Ondanks dit beschamende resultaat is Kanker BV een andere strijd aangegaan en daarin legt hij meer daadkracht dan in de strijd tegen de woekerende cellen. Ik heb het over de strijd tegen elke mogelijke behandeling die niet past in de orthodoxe benadering.
De geneeskunde, de overheid en de geldschieters, i.e. de farmaceutische industrie, die tegen 2012 waarschijnlijk jaarlijks 65 miljard dollar verdient aan kanker, hebben gezamenlijk steeds elke nieuwe veelbelovende vorm van behandeling onontvankelijk verklaard, en alle mannen en vrouwen veroordeeld die het waagden ze te onderzoeken.
Zo was er in de jaren dertig een onderzoeker genaamd Royal Raymond Rife. Hij woonde in San Diego in Californië en hij ontwikkelde een manier waarmee kankercellen selectief werden vernietigd door ze aan hun eigen frequentie te onderwerpen.
Het lijkt op de manier waarop een zanger een raam kapot kan zingen door een bepaalde toon aan te slaan. De gevestigde orde in Amerika reageerde met grote hamers. In 1960 braken de medische autoriteiten in zijn laboratorium in en sloegen zijn apparatuur kapot, waarop Rife naar Mexico vluchtte. Daarna werd elk snippertje informatie over het werk van Rife uit Amerika geweerd.
Dr. Stanislaw Buryzynski was een immigrant uit Polen die een behandeling tegen kanker had ontwikkeld op basis van aminozuren. Hij publiceerde stapels onderzoeken waaruit bleek dat het werkte. Zijn kliniek werd overvallen door agenten van de Food and Drug Administration (FDA), die ook zijn artikelen in beslag namen.

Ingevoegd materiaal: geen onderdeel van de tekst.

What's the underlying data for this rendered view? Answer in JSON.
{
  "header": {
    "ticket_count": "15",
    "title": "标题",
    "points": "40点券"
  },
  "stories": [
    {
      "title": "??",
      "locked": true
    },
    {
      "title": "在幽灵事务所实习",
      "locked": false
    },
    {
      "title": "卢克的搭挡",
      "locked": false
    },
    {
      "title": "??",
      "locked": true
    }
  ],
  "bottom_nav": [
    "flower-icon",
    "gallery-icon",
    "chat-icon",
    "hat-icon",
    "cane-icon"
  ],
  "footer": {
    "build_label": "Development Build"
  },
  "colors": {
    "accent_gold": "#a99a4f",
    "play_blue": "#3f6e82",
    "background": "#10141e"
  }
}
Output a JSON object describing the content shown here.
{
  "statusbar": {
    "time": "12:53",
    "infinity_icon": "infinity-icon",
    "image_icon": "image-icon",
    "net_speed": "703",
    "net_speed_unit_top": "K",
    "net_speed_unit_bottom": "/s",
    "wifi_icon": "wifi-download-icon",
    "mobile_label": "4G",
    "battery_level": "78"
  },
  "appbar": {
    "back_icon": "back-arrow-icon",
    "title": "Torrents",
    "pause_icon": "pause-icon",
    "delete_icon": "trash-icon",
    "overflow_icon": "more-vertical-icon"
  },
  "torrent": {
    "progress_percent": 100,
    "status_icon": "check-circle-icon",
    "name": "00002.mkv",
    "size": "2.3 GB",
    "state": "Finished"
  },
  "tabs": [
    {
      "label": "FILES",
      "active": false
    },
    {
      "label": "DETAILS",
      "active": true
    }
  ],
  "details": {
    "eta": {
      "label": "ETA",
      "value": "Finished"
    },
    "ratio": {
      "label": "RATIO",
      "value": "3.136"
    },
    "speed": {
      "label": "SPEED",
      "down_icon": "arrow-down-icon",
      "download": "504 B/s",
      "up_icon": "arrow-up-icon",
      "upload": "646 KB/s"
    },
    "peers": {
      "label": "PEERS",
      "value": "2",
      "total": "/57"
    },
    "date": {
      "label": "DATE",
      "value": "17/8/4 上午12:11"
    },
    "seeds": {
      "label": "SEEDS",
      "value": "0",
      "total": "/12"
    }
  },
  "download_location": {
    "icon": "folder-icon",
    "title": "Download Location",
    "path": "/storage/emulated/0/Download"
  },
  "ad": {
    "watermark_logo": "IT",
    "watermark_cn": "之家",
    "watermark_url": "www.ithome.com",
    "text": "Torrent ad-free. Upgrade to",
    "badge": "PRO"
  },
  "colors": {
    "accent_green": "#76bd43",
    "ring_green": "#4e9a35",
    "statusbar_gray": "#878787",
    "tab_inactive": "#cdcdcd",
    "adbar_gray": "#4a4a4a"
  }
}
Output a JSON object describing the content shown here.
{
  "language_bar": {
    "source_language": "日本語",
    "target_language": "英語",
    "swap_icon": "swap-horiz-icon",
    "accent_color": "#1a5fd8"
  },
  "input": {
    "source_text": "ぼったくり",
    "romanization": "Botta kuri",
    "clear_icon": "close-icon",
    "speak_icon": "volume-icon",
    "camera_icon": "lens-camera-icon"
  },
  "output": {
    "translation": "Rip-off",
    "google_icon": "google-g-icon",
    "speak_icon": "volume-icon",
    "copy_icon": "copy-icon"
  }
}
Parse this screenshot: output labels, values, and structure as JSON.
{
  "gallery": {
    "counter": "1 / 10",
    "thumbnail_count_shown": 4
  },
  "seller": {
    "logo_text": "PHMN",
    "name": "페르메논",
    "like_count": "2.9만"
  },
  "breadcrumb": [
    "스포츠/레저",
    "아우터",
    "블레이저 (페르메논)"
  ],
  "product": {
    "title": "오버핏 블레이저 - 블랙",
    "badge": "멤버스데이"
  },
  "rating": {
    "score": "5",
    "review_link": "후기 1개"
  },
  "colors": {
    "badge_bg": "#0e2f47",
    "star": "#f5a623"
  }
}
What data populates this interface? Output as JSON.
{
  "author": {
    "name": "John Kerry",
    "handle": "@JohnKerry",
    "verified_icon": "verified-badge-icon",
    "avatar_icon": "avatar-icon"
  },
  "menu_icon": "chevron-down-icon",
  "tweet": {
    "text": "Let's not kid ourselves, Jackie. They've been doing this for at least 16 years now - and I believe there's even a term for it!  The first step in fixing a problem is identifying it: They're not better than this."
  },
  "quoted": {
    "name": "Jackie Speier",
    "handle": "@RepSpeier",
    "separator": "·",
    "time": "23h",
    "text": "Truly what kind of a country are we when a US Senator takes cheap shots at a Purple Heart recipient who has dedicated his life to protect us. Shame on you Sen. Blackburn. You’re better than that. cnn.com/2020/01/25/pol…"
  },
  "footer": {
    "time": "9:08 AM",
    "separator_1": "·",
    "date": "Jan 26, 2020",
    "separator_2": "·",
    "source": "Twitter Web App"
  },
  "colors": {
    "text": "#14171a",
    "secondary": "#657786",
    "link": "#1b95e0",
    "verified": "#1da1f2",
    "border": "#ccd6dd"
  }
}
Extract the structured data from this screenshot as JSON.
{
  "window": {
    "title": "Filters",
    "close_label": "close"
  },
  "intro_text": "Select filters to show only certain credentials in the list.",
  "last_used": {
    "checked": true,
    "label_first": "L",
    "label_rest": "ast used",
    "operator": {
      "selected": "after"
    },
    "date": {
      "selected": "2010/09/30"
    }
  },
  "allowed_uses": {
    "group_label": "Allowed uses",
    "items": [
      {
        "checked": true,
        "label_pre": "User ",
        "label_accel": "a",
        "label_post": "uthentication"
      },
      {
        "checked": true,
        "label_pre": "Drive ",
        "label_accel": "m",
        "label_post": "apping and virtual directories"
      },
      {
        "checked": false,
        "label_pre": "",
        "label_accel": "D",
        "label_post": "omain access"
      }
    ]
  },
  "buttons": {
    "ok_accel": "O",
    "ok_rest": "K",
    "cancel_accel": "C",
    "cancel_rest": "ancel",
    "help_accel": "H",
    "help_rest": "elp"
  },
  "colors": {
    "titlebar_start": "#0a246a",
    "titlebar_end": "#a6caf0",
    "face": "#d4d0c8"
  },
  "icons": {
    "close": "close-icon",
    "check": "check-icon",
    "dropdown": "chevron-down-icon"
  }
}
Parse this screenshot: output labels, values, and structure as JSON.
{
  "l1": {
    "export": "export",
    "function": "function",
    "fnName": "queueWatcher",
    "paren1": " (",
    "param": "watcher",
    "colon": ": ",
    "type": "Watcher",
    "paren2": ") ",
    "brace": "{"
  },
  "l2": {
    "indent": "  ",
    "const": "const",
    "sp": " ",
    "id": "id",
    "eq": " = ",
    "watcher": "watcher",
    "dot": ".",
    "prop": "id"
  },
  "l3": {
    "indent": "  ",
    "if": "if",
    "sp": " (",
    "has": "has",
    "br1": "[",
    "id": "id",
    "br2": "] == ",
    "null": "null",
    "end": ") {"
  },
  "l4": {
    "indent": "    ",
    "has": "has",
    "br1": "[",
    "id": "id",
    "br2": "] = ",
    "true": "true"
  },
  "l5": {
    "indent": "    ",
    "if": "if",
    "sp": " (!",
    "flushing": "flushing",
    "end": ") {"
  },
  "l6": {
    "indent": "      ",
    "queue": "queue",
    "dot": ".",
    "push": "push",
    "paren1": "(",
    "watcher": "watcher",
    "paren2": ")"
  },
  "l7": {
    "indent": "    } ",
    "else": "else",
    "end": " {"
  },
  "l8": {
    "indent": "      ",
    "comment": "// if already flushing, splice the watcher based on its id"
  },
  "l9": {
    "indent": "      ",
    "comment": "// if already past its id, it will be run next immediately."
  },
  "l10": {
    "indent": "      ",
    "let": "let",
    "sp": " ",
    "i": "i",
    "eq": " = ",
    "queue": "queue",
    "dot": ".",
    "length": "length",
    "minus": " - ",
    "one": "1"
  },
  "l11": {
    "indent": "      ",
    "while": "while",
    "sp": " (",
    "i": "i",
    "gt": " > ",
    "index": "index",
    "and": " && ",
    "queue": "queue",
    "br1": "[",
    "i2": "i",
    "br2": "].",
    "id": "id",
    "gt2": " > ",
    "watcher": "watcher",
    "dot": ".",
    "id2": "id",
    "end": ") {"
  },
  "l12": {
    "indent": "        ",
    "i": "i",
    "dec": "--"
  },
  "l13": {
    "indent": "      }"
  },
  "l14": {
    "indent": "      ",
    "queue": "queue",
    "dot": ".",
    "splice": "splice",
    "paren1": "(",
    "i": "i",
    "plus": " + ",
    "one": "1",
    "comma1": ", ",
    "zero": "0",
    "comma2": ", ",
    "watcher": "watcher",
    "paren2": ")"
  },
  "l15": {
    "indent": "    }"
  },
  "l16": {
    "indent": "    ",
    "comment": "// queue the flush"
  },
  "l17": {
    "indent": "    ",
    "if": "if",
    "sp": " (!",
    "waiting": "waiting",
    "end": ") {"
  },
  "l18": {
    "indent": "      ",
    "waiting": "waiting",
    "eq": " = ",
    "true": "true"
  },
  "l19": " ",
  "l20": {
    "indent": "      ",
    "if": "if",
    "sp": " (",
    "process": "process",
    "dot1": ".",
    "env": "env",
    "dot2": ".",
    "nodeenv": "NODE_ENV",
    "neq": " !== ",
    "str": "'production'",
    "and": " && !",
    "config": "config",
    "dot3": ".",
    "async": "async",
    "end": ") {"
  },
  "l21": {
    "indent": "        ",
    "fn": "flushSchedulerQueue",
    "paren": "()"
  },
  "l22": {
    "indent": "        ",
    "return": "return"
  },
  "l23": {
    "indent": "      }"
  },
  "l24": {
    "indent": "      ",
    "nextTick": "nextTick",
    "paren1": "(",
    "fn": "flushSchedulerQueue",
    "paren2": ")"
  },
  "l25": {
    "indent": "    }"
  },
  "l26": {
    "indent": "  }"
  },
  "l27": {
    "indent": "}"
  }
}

Hoewel hij nu bevoegd is om in Texas praktijk te houden, is hij aangeklaagd wegens overtreding van de leveringswetten tussen staten onderling. Het meest recente verhaal is dat van de Duitse arts Ryke Gerd Hamer, die een verband aantoonde tussen trauma en de ontwikkeling van bepaalde vormen van kanker. Hij is in de gevangenis gegooid en probeert nu asiel te krijgen in Spanje.
Momenteel komt er echter uit onverwachte hoek steun voor deze achtervolgde bende afvalligen. Er komen namelijk onafhankelijke geldstromen op gang die bestemd worden voor vervolgonderzoeken naar onorthodoxe behandelingen van kanker.
Zo heeft Columbia University onlangs een budget beschikbaar gesteld voor een onderzoek naar het werk van Burzynsky. Ook beginnen wetenschappers eindelijk te ontdekken dat de overleden Nobel-prijswinnaar Linus Pauling, die vooral bespot werd om zijn werk met vitamine C en kanker, wel degelijk iets op het spoor was.
Ook andere therapieën waarvan uit anekdotisch materiaal valt op te maken dat ze succesvol kunnen zijn, worden nu wetenschappelijk onderzocht, en bewezen. Het eerste wetenschappelijke bewijsmateriaal dat uit dit soort onderzoek naar voren komt, laat zien dat de revolutionair denkenden onder de kankeronderzoekers het al die tijd bij het rechte eind hadden.
Het wordt tijd dat we allemaal onder ogen zien dat we de orthodoxe War against Cancer niet kunnen winnen. Wat we vooral moeten doen, is die andere strijd staken. De strijd tegen al die goedwillende mensen die kanker op een andere manier proberen te overwinnen.